Published: 2013 Oktober
Institution: Institut AIFB, KIT
Erscheinungsort / Ort: Karlsruhe
In recent years, the amount of RDF data on the Web has drastically increased. For an effective search over such a large Web of data, ranking of results is crucial. To allow efficient query processing of ranked queries, top-k join processing has been proposed, which aims at computing k top-ranked results, without complete result materialization. However, Web search poses novel challenges. Most notably, users are frequently willing to sacrifice result accuracy in favor of result computation time. Thus, there is a strong need for approximation of the top-k results. Previous work on approximate top-k processing, however, is not applicable for the join top-k setting – it solely targets the selection top-k problem. Further, existing approaches require offline computed score statistics to be available. Unfortunately, for many important kinds of Web search queries, e.g., keyword queries or queries with geographical con- straints, one has no score information before runtime. That is, these queries commonly employ query-/user-dependent ranking.

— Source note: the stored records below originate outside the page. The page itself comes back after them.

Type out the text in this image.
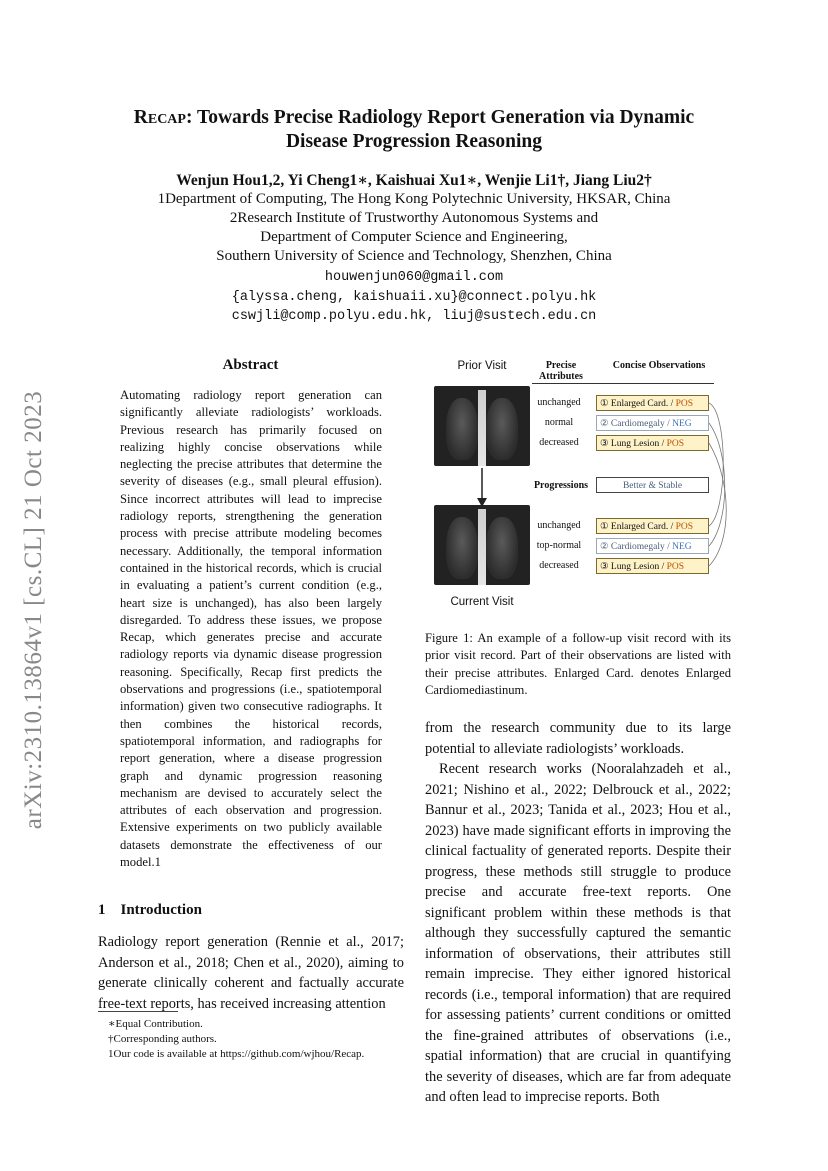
Recap: Towards Precise Radiology Report Generation via Dynamic
Disease Progression Reasoning
Wenjun Hou1,2, Yi Cheng1∗, Kaishuai Xu1∗, Wenjie Li1†, Jiang Liu2†
1Department of Computing, The Hong Kong Polytechnic University, HKSAR, China
2Research Institute of Trustworthy Autonomous Systems and
Department of Computer Science and Engineering,
Southern University of Science and Technology, Shenzhen, China
houwenjun060@gmail.com
{alyssa.cheng, kaishuaii.xu}@connect.polyu.hk
cswjli@comp.polyu.edu.hk, liuj@sustech.edu.cn
arXiv:2310.13864v1 [cs.CL] 21 Oct 2023
Abstract

Automating radiology report generation can significantly alleviate radiologists’ workloads. Previous research has primarily focused on realizing highly concise observations while neglecting the precise attributes that determine the severity of diseases (e.g., small pleural effusion). Since incorrect attributes will lead to imprecise radiology reports, strengthening the generation process with precise attribute modeling becomes necessary. Additionally, the temporal information contained in the historical records, which is crucial in evaluating a patient’s current condition (e.g., heart size is unchanged), has also been largely disregarded. To address these issues, we propose Recap, which generates precise and accurate radiology reports via dynamic disease progression reasoning. Specifically, Recap first predicts the observations and progressions (i.e., spatiotemporal information) given two consecutive radiographs. It then combines the historical records, spatiotemporal information, and radiographs for report generation, where a disease progression graph and dynamic progression reasoning mechanism are devised to accurately select the attributes of each observation and progression. Extensive experiments on two publicly available datasets demonstrate the effectiveness of our model.1

1 Introduction
Radiology report generation (Rennie et al., 2017; Anderson et al., 2018; Chen et al., 2020), aiming to generate clinically coherent and factually accurate free-text reports, has received increasing attention
∗Equal Contribution.
†Corresponding authors.
1Our code is available at https://github.com/wjhou/Recap.
Prior Visit	Precise Attributes
Concise Observations
unchanged
normal
decreased
① Enlarged Card. / POS
② Cardiomegaly / NEG
③ Lung Lesion / POS
Progressions	Better & Stable
unchanged
top-normal
decreased
① Enlarged Card. / POS
② Cardiomegaly / NEG
③ Lung Lesion / POS
Current Visit
Figure 1: An example of a follow-up visit record with its prior visit record. Part of their observations are listed with their precise attributes. Enlarged Card. denotes Enlarged Cardiomediastinum.
from the research community due to its large potential to alleviate radiologists’ workloads.
Recent research works (Nooralahzadeh et al., 2021; Nishino et al., 2022; Delbrouck et al., 2022; Bannur et al., 2023; Tanida et al., 2023; Hou et al., 2023) have made significant efforts in improving the clinical factuality of generated reports. Despite their progress, these methods still struggle to produce precise and accurate free-text reports. One significant problem within these methods is that although they successfully captured the semantic information of observations, their attributes still remain imprecise. They either ignored historical records (i.e., temporal information) that are required for assessing patients’ current conditions or omitted the fine-grained attributes of observations (i.e., spatial information) that are crucial in quantifying the severity of diseases, which are far from adequate and often lead to imprecise reports. Both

In this paper, we address these shortcomings and propose a novel approximate top-k join framework, well-suited for Web search queries and ranking. For this, all necessary score statistics are learned via a pay-as-you-go training at runtime. We study our approach in a theoretical manner, and show its efficiency as well as effectiveness. Further, we conducted experiments on benchmarks comprising synthetic as well as real-world Web data/queries. Our results are very promising, as we could achieve up to 90% performance gains, while maintaining a high level of precision/recall.